Agaritine is an aromatic hydrazine-derivative mycotoxin in mushroom species of the genus Agaricus. It is an α-aminoacid and a derivative of phenylhydrazine.

==Occurrence==
Agaritine is present as a natural mycotoxin in fresh samples of at least 24 species of the genera Agaricus, Leucoagaricus, and Macrolepiota. Mushrooms of these species are found around the world. These mushrooms grow in a wide range of habitats. Agaricus bisporus is cultivated in over 70 countries and on every continent except Antarctica. A. bisporus, also known as the portobello or common button mushroom, is of particular socio-economic importance in developed countries.

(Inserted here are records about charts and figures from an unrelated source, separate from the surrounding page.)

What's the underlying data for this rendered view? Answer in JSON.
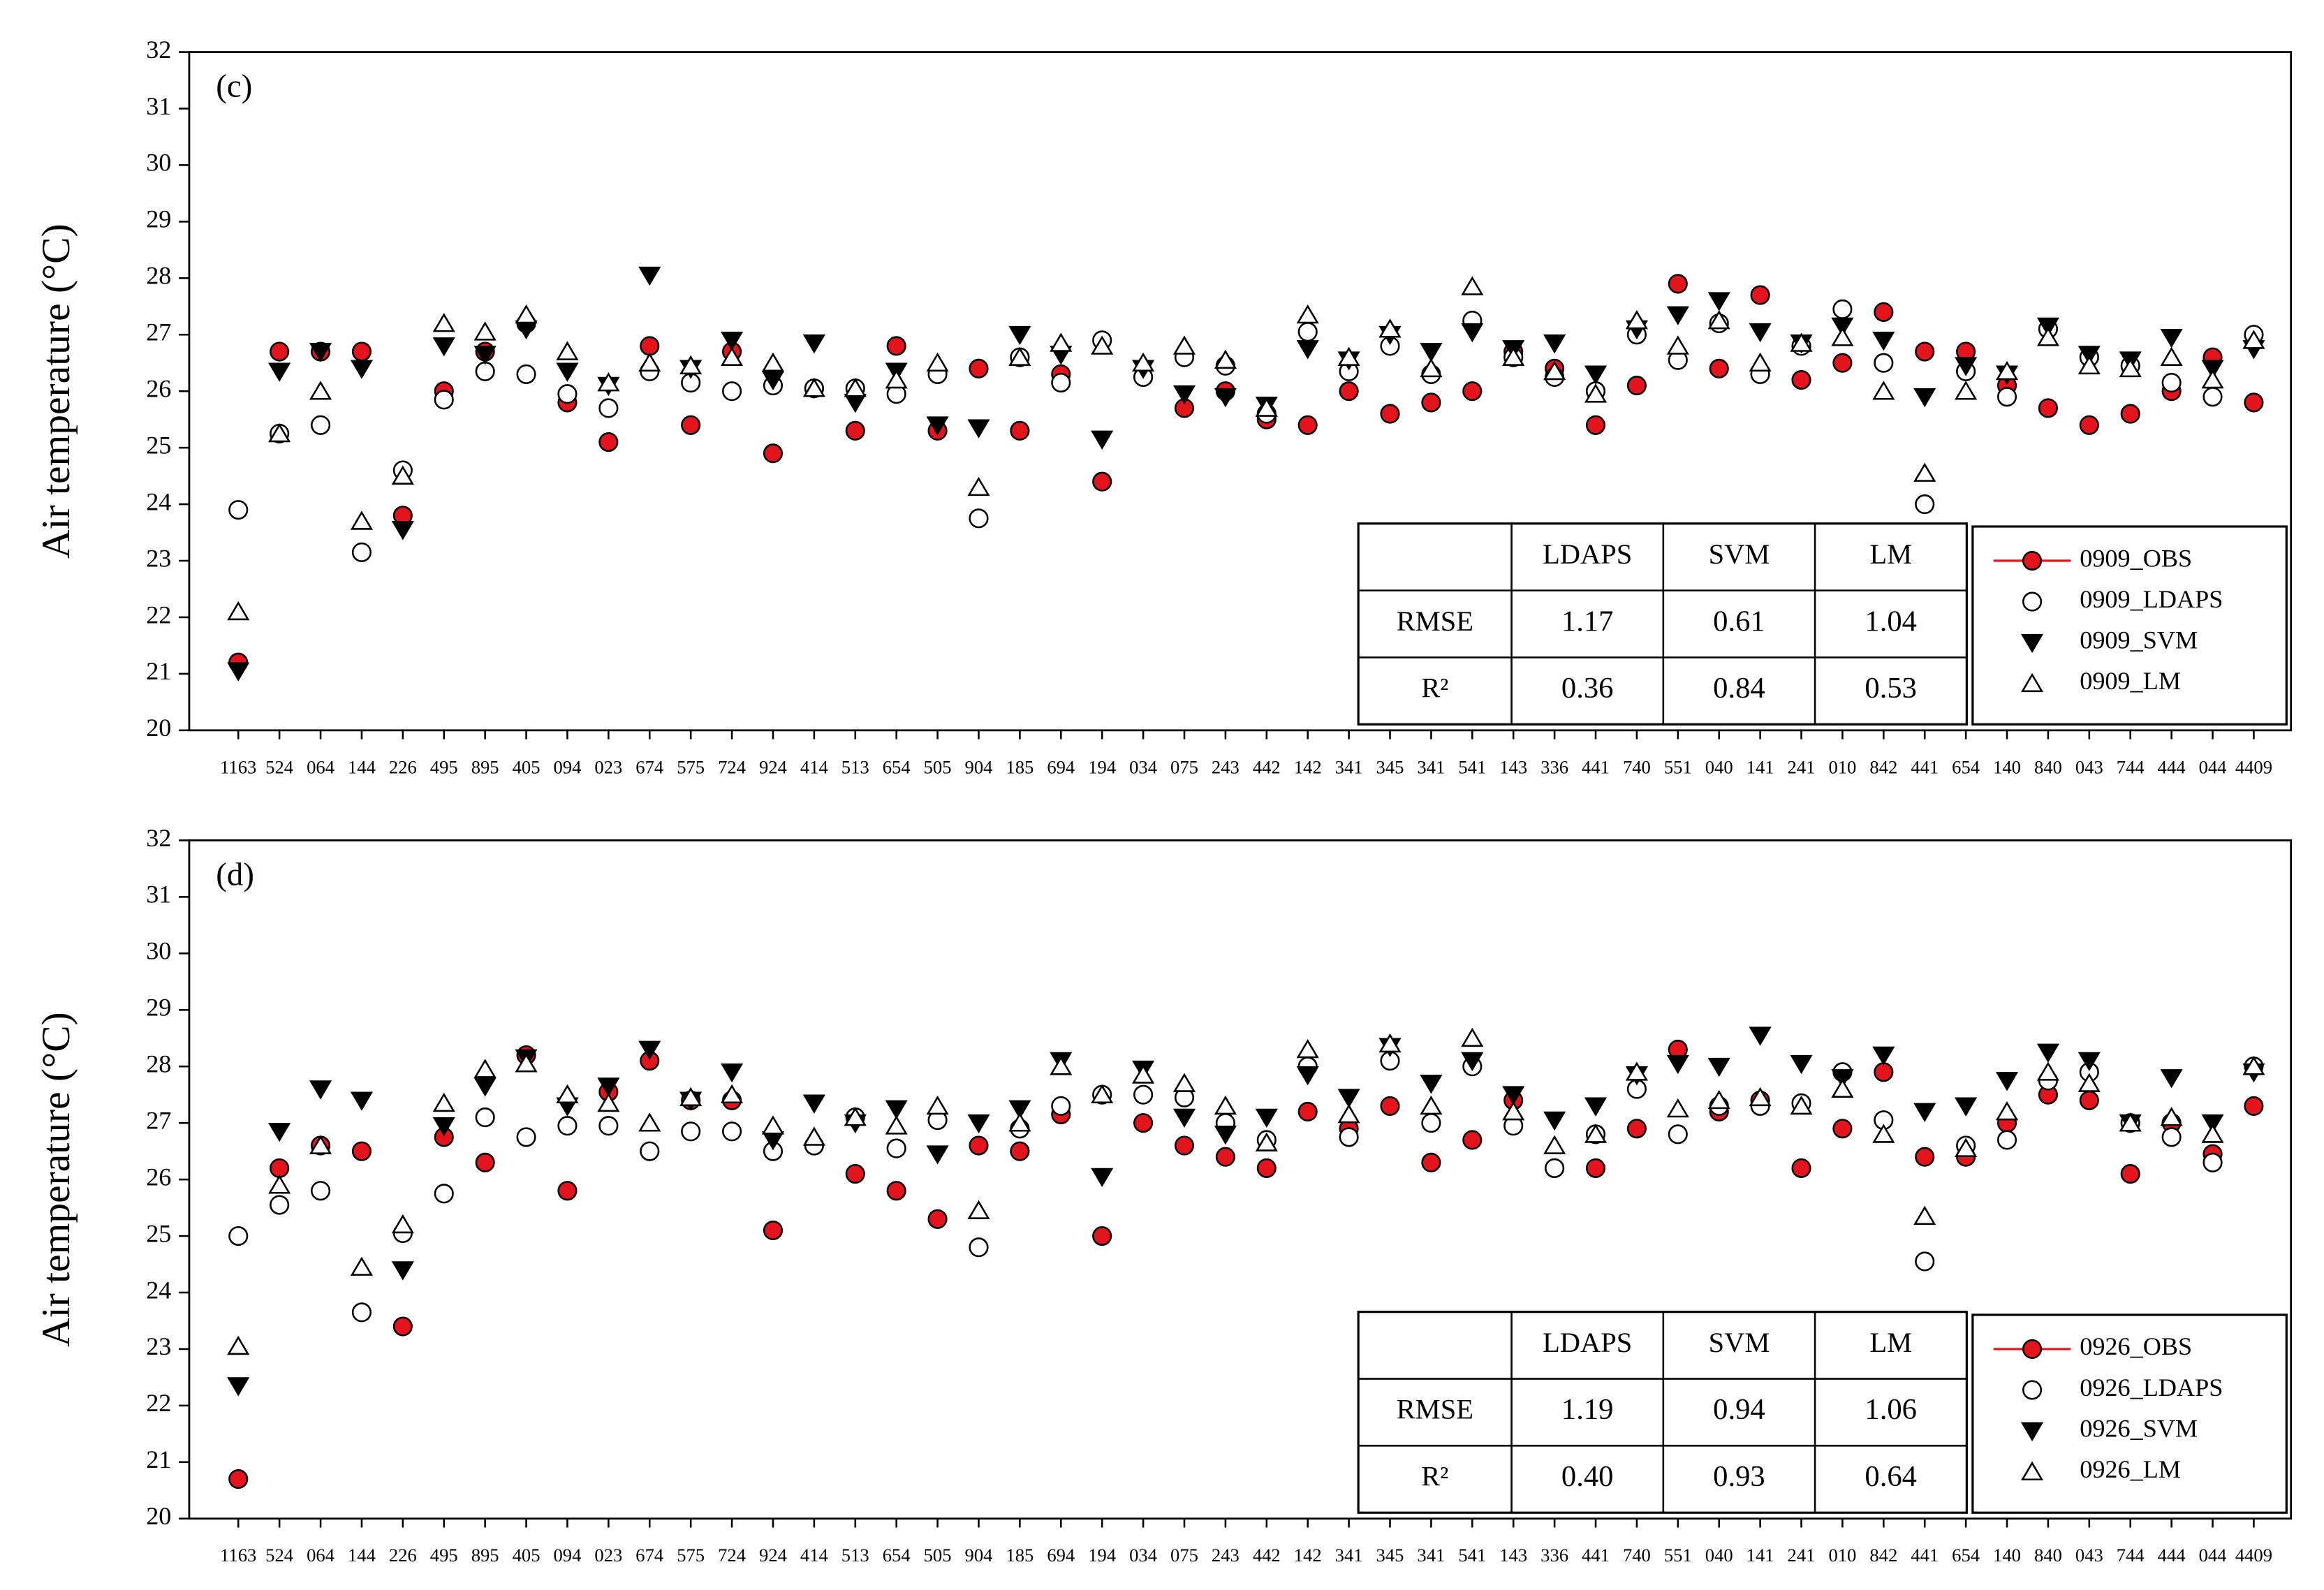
{
  "chart_data": [
    {
      "type": "scatter",
      "panel_label": "(c)",
      "ylabel": "Air temperature (°C)",
      "categories": [
        "1163",
        "524",
        "064",
        "144",
        "226",
        "495",
        "895",
        "405",
        "094",
        "023",
        "674",
        "575",
        "724",
        "924",
        "414",
        "513",
        "654",
        "505",
        "904",
        "185",
        "694",
        "194",
        "034",
        "075",
        "243",
        "442",
        "142",
        "341",
        "345",
        "341",
        "541",
        "143",
        "336",
        "441",
        "740",
        "551",
        "040",
        "141",
        "241",
        "010",
        "842",
        "441",
        "654",
        "140",
        "840",
        "043",
        "744",
        "444",
        "044",
        "4409"
      ],
      "ylim": [
        20,
        32
      ],
      "yticks": [
        20,
        21,
        22,
        23,
        24,
        25,
        26,
        27,
        28,
        29,
        30,
        31,
        32
      ],
      "legend": "lower right",
      "series": [
        {
          "name": "0909_OBS",
          "marker": "circle",
          "color": "#e3141b",
          "values": [
            21.2,
            26.7,
            26.7,
            26.7,
            23.8,
            26.0,
            26.7,
            27.2,
            25.8,
            25.1,
            26.8,
            25.4,
            26.7,
            24.9,
            26.05,
            25.3,
            26.8,
            25.3,
            26.4,
            25.3,
            26.3,
            24.4,
            26.25,
            25.7,
            26.0,
            25.5,
            25.4,
            26.0,
            25.6,
            25.8,
            26.0,
            26.7,
            26.4,
            25.4,
            26.1,
            27.9,
            26.4,
            27.7,
            26.2,
            26.5,
            27.4,
            26.7,
            26.7,
            26.1,
            25.7,
            25.4,
            25.6,
            26.0,
            26.6,
            25.8
          ]
        },
        {
          "name": "0909_LDAPS",
          "marker": "circle",
          "color": "#ffffff",
          "values": [
            23.9,
            25.25,
            25.4,
            23.15,
            24.6,
            25.85,
            26.35,
            26.3,
            25.95,
            25.7,
            26.35,
            26.15,
            26.0,
            26.1,
            26.05,
            26.05,
            25.95,
            26.3,
            23.75,
            26.6,
            26.15,
            26.9,
            26.25,
            26.6,
            26.45,
            25.6,
            27.05,
            26.35,
            26.8,
            26.3,
            27.25,
            26.6,
            26.25,
            26.0,
            27.0,
            26.55,
            27.2,
            26.3,
            26.8,
            27.45,
            26.5,
            24.0,
            26.35,
            25.9,
            27.1,
            26.6,
            26.45,
            26.15,
            25.9,
            27.0
          ]
        },
        {
          "name": "0909_SVM",
          "marker": "triangle-down",
          "color": "#000000",
          "values": [
            21.05,
            26.35,
            26.7,
            26.4,
            23.55,
            26.8,
            26.65,
            27.1,
            26.35,
            26.1,
            28.05,
            26.4,
            26.9,
            26.2,
            26.85,
            25.8,
            26.35,
            25.4,
            25.35,
            27.0,
            26.65,
            25.15,
            26.4,
            25.95,
            25.9,
            25.75,
            26.75,
            26.55,
            27.0,
            26.7,
            27.05,
            26.75,
            26.85,
            26.3,
            27.1,
            27.35,
            27.6,
            27.05,
            26.85,
            27.15,
            26.9,
            25.9,
            26.45,
            26.3,
            27.15,
            26.65,
            26.55,
            26.95,
            26.4,
            26.75
          ]
        },
        {
          "name": "0909_LM",
          "marker": "triangle-up",
          "color": "#ffffff",
          "values": [
            22.1,
            25.25,
            26.0,
            23.7,
            24.5,
            27.2,
            27.05,
            27.35,
            26.7,
            26.15,
            26.5,
            26.45,
            26.6,
            26.5,
            26.05,
            26.05,
            26.2,
            26.5,
            24.3,
            26.6,
            26.85,
            26.8,
            26.5,
            26.8,
            26.55,
            25.7,
            27.35,
            26.6,
            27.1,
            26.4,
            27.85,
            26.6,
            26.35,
            25.95,
            27.25,
            26.8,
            27.25,
            26.5,
            26.85,
            26.95,
            26.0,
            24.55,
            26.0,
            26.35,
            26.95,
            26.45,
            26.4,
            26.6,
            26.2,
            26.9
          ]
        }
      ],
      "table": {
        "columns": [
          "LDAPS",
          "SVM",
          "LM"
        ],
        "rows": [
          {
            "label": "RMSE",
            "values": [
              "1.17",
              "0.61",
              "1.04"
            ]
          },
          {
            "label": "R²",
            "values": [
              "0.36",
              "0.84",
              "0.53"
            ]
          }
        ]
      }
    },
    {
      "type": "scatter",
      "panel_label": "(d)",
      "ylabel": "Air temperature (°C)",
      "categories": [
        "1163",
        "524",
        "064",
        "144",
        "226",
        "495",
        "895",
        "405",
        "094",
        "023",
        "674",
        "575",
        "724",
        "924",
        "414",
        "513",
        "654",
        "505",
        "904",
        "185",
        "694",
        "194",
        "034",
        "075",
        "243",
        "442",
        "142",
        "341",
        "345",
        "341",
        "541",
        "143",
        "336",
        "441",
        "740",
        "551",
        "040",
        "141",
        "241",
        "010",
        "842",
        "441",
        "654",
        "140",
        "840",
        "043",
        "744",
        "444",
        "044",
        "4409"
      ],
      "ylim": [
        20,
        32
      ],
      "yticks": [
        20,
        21,
        22,
        23,
        24,
        25,
        26,
        27,
        28,
        29,
        30,
        31,
        32
      ],
      "legend": "lower right",
      "series": [
        {
          "name": "0926_OBS",
          "marker": "circle",
          "color": "#e3141b",
          "values": [
            20.7,
            26.2,
            26.6,
            26.5,
            23.4,
            26.75,
            26.3,
            28.2,
            25.8,
            27.55,
            28.1,
            27.4,
            27.4,
            25.1,
            26.6,
            26.1,
            25.8,
            25.3,
            26.6,
            26.5,
            27.15,
            25.0,
            27.0,
            26.6,
            26.4,
            26.2,
            27.2,
            26.9,
            27.3,
            26.3,
            26.7,
            27.4,
            26.2,
            26.2,
            26.9,
            28.3,
            27.2,
            27.4,
            26.2,
            26.9,
            27.9,
            26.4,
            26.4,
            27.0,
            27.5,
            27.4,
            26.1,
            27.0,
            26.45,
            27.3
          ]
        },
        {
          "name": "0926_LDAPS",
          "marker": "circle",
          "color": "#ffffff",
          "values": [
            25.0,
            25.55,
            25.8,
            23.65,
            25.05,
            25.75,
            27.1,
            26.75,
            26.95,
            26.95,
            26.5,
            26.85,
            26.85,
            26.5,
            26.6,
            27.1,
            26.55,
            27.05,
            24.8,
            26.9,
            27.3,
            27.5,
            27.5,
            27.45,
            27.0,
            26.7,
            28.0,
            26.75,
            28.1,
            27.0,
            28.0,
            26.95,
            26.2,
            26.8,
            27.6,
            26.8,
            27.3,
            27.3,
            27.35,
            27.9,
            27.05,
            24.55,
            26.6,
            26.7,
            27.75,
            27.9,
            27.0,
            26.75,
            26.3,
            28.0
          ]
        },
        {
          "name": "0926_SVM",
          "marker": "triangle-down",
          "color": "#000000",
          "values": [
            22.35,
            26.85,
            27.6,
            27.4,
            24.4,
            26.95,
            27.65,
            28.15,
            27.3,
            27.65,
            28.3,
            27.4,
            27.9,
            26.7,
            27.35,
            27.0,
            27.25,
            26.45,
            27.0,
            27.25,
            28.1,
            26.05,
            27.95,
            27.1,
            26.8,
            27.1,
            27.85,
            27.45,
            28.35,
            27.7,
            28.1,
            27.5,
            27.05,
            27.3,
            27.85,
            28.05,
            28.0,
            28.55,
            28.05,
            27.8,
            28.2,
            27.2,
            27.3,
            27.75,
            28.25,
            28.1,
            27.0,
            27.8,
            27.0,
            27.9
          ]
        },
        {
          "name": "0926_LM",
          "marker": "triangle-up",
          "color": "#ffffff",
          "values": [
            23.05,
            25.9,
            26.6,
            24.45,
            25.2,
            27.35,
            27.95,
            28.05,
            27.5,
            27.35,
            27.0,
            27.45,
            27.5,
            26.95,
            26.75,
            27.1,
            26.95,
            27.3,
            25.45,
            27.0,
            28.0,
            27.5,
            27.85,
            27.7,
            27.3,
            26.65,
            28.3,
            27.15,
            28.4,
            27.3,
            28.5,
            27.2,
            26.6,
            26.8,
            27.9,
            27.25,
            27.4,
            27.45,
            27.3,
            27.6,
            26.8,
            25.35,
            26.55,
            27.2,
            27.9,
            27.7,
            27.0,
            27.1,
            26.8,
            28.0
          ]
        }
      ],
      "table": {
        "columns": [
          "LDAPS",
          "SVM",
          "LM"
        ],
        "rows": [
          {
            "label": "RMSE",
            "values": [
              "1.19",
              "0.94",
              "1.06"
            ]
          },
          {
            "label": "R²",
            "values": [
              "0.40",
              "0.93",
              "0.64"
            ]
          }
        ]
      }
    }
  ]
}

Agaritine content varies between individual mushrooms and across species. Agaritine content (% fresh weight) in raw Agaricus bisporus, for example, ranges from 0.033% to 0.173%, with an average of 0.088%. The highest amount of agaritine is found in the cap and gills of the fruiting body, and the lowest in the stem. Agaratine decomposes significantly between harvest and sale, and it has also been shown to decompose readily upon cooking (up to 90% reduction) as well as upon freezing (up to 75% reduction).

== Production ==
Agaritine occurs naturally in mushrooms and can be extracted from cultivated Agaricus bisporus mushrooms with water or methanol.

Total industrial syntheses of agaritine have been completed, with an 83% yield, and the overall yield of 33%.

==Potential for toxicity==
Although recognized as an experimental carcinogen when used in high laboratory doses, there is inadequate evidence to classify Agaritine as carcinogenic to humans in amounts ingested from consuming mushrooms.